There are two reasons to see March of the Penguins: the titular penguins and the cinematography. The penguins are hilarious and handsome and heart-rending, hundreds of tubby butlers wobbling out their rugged destinies. Perhaps because the penguins are unaccustomed to humans, Jacquet was able to get right up next to them, giving us stunning close-ups of their beaks, eyes, feathers, and talony toes. Even in the heart of the winter storms, Jacquet is there, filming the birds as they form a giant huddle, trading places so as to evenly distribute the best positions. (Heaven knows how they work that out.)

The cinematography, for its part, is nature documentation at its most spectacular. Few of us are likely to experience the grandeur of Antarctica firsthand, and Jacquet is generous with his camera, opening with crystalline shots of white ice and azure water, everything shimmering and stark and almost modernist in its sleekness of design, and giving us shots from every vantage point -- long, short, and in between. He even goes under water to record the penguins' speedy dives for food. It hardly hurts that everything is either black, white, or blue, with a hint of yellow (in the penguins' cheeks) and pink (in the setting sun). What a palette!

Where March of the Penguins falters is in the voice-over, read by Morgan Freeman in the American edition of the film. Apparently, in the French version, the penguins were given voices, with either children or actors impersonating children speaking their "lines" ("Oooh, I'm coooold!"). At least Warner Independent had the sense to get rid of that. What they replaced it with is flawed, however. Freeman speaks in the deep, stentorian tones of the All-Knowing Nature Narrator, which isn't too bad, though he could have dialed it back a bit. What's worse is that the script is riddled with melodrama. "This is a story about love," Freeman informs us, and it may be. It might also be a story about like, or need, or compulsion. When one mother loses her chick to a storm, Freeman laments, "The loss is unbearable." It does seem so -- and that's exactly why we don't need to hear it from him.

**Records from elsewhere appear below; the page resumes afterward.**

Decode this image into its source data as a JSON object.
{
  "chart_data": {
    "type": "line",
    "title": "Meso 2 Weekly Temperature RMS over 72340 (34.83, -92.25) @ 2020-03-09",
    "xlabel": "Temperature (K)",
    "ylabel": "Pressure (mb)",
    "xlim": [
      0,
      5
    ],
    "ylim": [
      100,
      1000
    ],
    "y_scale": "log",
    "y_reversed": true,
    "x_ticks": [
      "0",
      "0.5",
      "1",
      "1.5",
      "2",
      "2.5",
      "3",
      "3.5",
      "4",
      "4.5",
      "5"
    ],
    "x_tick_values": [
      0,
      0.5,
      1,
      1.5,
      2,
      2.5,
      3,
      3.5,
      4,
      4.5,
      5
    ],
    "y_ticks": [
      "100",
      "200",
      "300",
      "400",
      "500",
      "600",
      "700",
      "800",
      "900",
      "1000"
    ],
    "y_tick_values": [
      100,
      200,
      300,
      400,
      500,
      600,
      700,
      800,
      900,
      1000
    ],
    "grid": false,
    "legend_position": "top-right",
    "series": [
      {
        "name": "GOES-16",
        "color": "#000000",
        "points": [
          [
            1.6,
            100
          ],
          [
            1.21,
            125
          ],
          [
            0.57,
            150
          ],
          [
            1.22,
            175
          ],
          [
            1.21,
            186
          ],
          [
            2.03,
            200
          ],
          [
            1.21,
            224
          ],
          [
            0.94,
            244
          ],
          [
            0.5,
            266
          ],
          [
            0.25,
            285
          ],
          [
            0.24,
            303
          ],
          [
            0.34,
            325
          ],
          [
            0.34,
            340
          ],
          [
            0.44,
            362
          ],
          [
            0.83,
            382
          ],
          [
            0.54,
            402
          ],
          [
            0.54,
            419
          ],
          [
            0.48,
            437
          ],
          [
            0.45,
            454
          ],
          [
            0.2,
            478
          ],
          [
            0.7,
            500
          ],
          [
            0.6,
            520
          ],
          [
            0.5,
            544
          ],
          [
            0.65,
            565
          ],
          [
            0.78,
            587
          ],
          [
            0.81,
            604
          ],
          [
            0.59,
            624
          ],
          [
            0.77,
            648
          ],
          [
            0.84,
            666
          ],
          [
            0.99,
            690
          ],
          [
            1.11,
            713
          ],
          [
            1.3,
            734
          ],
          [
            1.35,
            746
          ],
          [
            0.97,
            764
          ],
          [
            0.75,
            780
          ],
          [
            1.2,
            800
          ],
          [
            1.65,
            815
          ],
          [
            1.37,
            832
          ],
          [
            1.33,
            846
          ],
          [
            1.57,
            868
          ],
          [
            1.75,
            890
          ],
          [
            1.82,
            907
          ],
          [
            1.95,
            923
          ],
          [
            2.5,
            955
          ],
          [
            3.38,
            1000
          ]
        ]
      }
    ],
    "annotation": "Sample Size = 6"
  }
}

Whether you think anthropomorphizing animals is a good idea, it's certainly a good time, and part of the pleasure of many a nature documentary is to project our own emotions onto the actions of creatures who seem, at times, so similar to us. That's why March of the Penguins would have better served its audience by leaving us the room to do exactly that. When we see the mother poke her dead chick and cry out, we're very likely to imagine her pain, and it's more powerful if we do.

The same is true for the script's self-importance. We can see well enough that Antarctica is a marvel, and the footage is crystal clear on the penguins' plight. Together, they are more than enough, and it's frustrating that we're not trusted with understatement. Of course, we could have had penguin voices -- and that's one more reason to be grateful.